AL-BA quer anular condenação de deputado por crime eleitoral
A
Assembleia Legislativa do Estado da Bahia (AL-BA) impetrou, no Supremo
Tribunal Federal (STF), o Habeas Corpus (HC) 117338, pedindo a
concessão de liminar para que seja suspensa ação penal em que o
Tribunal Regional Eleitoral baiano (TRE-BA) condenou o deputado estadual
Luciano Simões de Castro Barbosa (PMDB) à pena de 16 meses de detenção e
100 dias-multa, tendo a pena privativa de liberdade sido substituída
por pena restritiva de direitos, consistente na prestação de serviços à
comunidade e prestação pecuniária.
A execução da decisão ainda está na
dependência do julgamento de recurso pelo Tribunal Superior Eleitoral
(TSE).
A
Assembleia pede ainda que a medida liminar determine a suspensão da
análise de agravo de instrumento interposto no TSE contra decisão do
TRE-BA que negou a subida de recurso especial eleitoral àquela corte
superior.

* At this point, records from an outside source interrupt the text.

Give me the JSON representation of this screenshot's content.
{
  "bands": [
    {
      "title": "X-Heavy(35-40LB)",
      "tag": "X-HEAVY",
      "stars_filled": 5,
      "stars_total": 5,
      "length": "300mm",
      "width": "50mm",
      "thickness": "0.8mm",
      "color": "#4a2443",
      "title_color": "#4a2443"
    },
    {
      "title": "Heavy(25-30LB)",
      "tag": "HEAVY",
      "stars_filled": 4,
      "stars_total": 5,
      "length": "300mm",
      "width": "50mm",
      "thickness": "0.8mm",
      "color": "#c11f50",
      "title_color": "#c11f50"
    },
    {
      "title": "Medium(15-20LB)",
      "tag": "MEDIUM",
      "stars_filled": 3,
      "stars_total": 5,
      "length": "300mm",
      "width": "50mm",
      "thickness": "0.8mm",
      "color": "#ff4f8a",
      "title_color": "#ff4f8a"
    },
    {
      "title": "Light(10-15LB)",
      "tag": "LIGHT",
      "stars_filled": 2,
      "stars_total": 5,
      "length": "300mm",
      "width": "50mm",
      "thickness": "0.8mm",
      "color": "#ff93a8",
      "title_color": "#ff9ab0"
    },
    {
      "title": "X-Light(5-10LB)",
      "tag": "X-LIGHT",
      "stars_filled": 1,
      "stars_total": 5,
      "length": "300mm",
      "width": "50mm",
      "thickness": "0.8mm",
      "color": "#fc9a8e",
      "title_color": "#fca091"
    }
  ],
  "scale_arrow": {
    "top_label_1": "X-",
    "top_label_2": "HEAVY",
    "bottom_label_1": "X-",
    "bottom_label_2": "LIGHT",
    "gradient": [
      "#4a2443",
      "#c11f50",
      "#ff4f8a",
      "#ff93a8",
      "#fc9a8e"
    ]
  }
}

A AL-BA alega que o periculum in mora (perigo na demora) está
evidenciado no caso, pois “o processo [no TSE] se encontra na iminência
de ser julgado, com a possibilidade, até, da eventual negativa de
provimento do agravo de instrumento aludido, transitando em julgando a
condenação de que fora destinatário o paciente [deputado].”
No
mérito, a AL-BA pede que seja decretada a nulidade da ação penal, a
partir da decisão do TRE-BA que deliberou pelo seu prosseguimento,
embora o Legislativo baiano tivesse decidido sustar a tramitação do
processo contra o parlamentar. Pede também que se determine ao TRE que
suspenda a ação penal, em observância à deliberação da AL-BA, enquanto o
parlamentar estiver exercendo o mandato.
O caso
Denunciado
pelo Ministério Público Eleitoral, o deputado estadual Luciano Simões
de Castro Barbosa foi condenado pelos crimes previstos nos artigos 324 e
325 do Código Eleitoral (calúnia e difamação, em propaganda eleitoral).
Ao
negar eficácia à deliberação da Assembleia Legislativa pela sustação do
curso do processo contra o deputado, o TRE-BA entendeu que a imunidade
processual invocada apenas subsiste na legislatura em que supostamente
foi praticado o crime, não persistindo a proteção para os mandatos
subsequentes. Ao endossar a decisão, em HC lá impetrado, o Tribunal
Superior Eleitoral (TSE) lembrou que o fato apurado na ação penal foi
cometido em 20 de setembro de 2006, antes, portanto, da legislatura em
que a AL-BA pediu a sustação do processo.
No
HC impetrado na Suprema Corte, a AL-BA se insurge contra essa decisão
do TSE. Alega descumprimento do disposto no artigo 53, parágrafo 3º, da
Constituição Federal (CF), pois somente teria sido comunicada, fora do
prazo legal, sobre o recebimento da denúncia contra o deputado, ou seja,
quando esta decisão já havia sido tomada.
O
TSE negou transgressão do dispositivo invocado, observando que ele
somente determina a cientificação do parlamento respectivo depois (e não
antes) do recebimento da denúncia. Segundo a corte eleitoral, a
denúncia foi recebida em 20 de agosto de 2009, e a comunicação à AL
ocorreu no dia 20 de setembro do mesmo ano.
Outras alegações
No HC impetrado na Suprema Corte, a AL-BA sustenta, ainda, que a decisão do TSE “frustra
os princípios da harmonia e independência entre os poderes
constituídos, na medida em que faz prevalecer uma decisão que põe em
risco as relações institucionais deles, submetendo o Legislativo ao
Judiciário, em violação das prerrogativas do primeiro”.
Sustenta,
além disso, que, ao decidir pela sustação do processo, pretendeu não só
defender o deputado da iminente ameaça de sofrer coação em sua
liberdade, por ilegalidade ou abuso de poder, mas sobretudo “preservar
direito subjetivo do próprio parlamento baiano”.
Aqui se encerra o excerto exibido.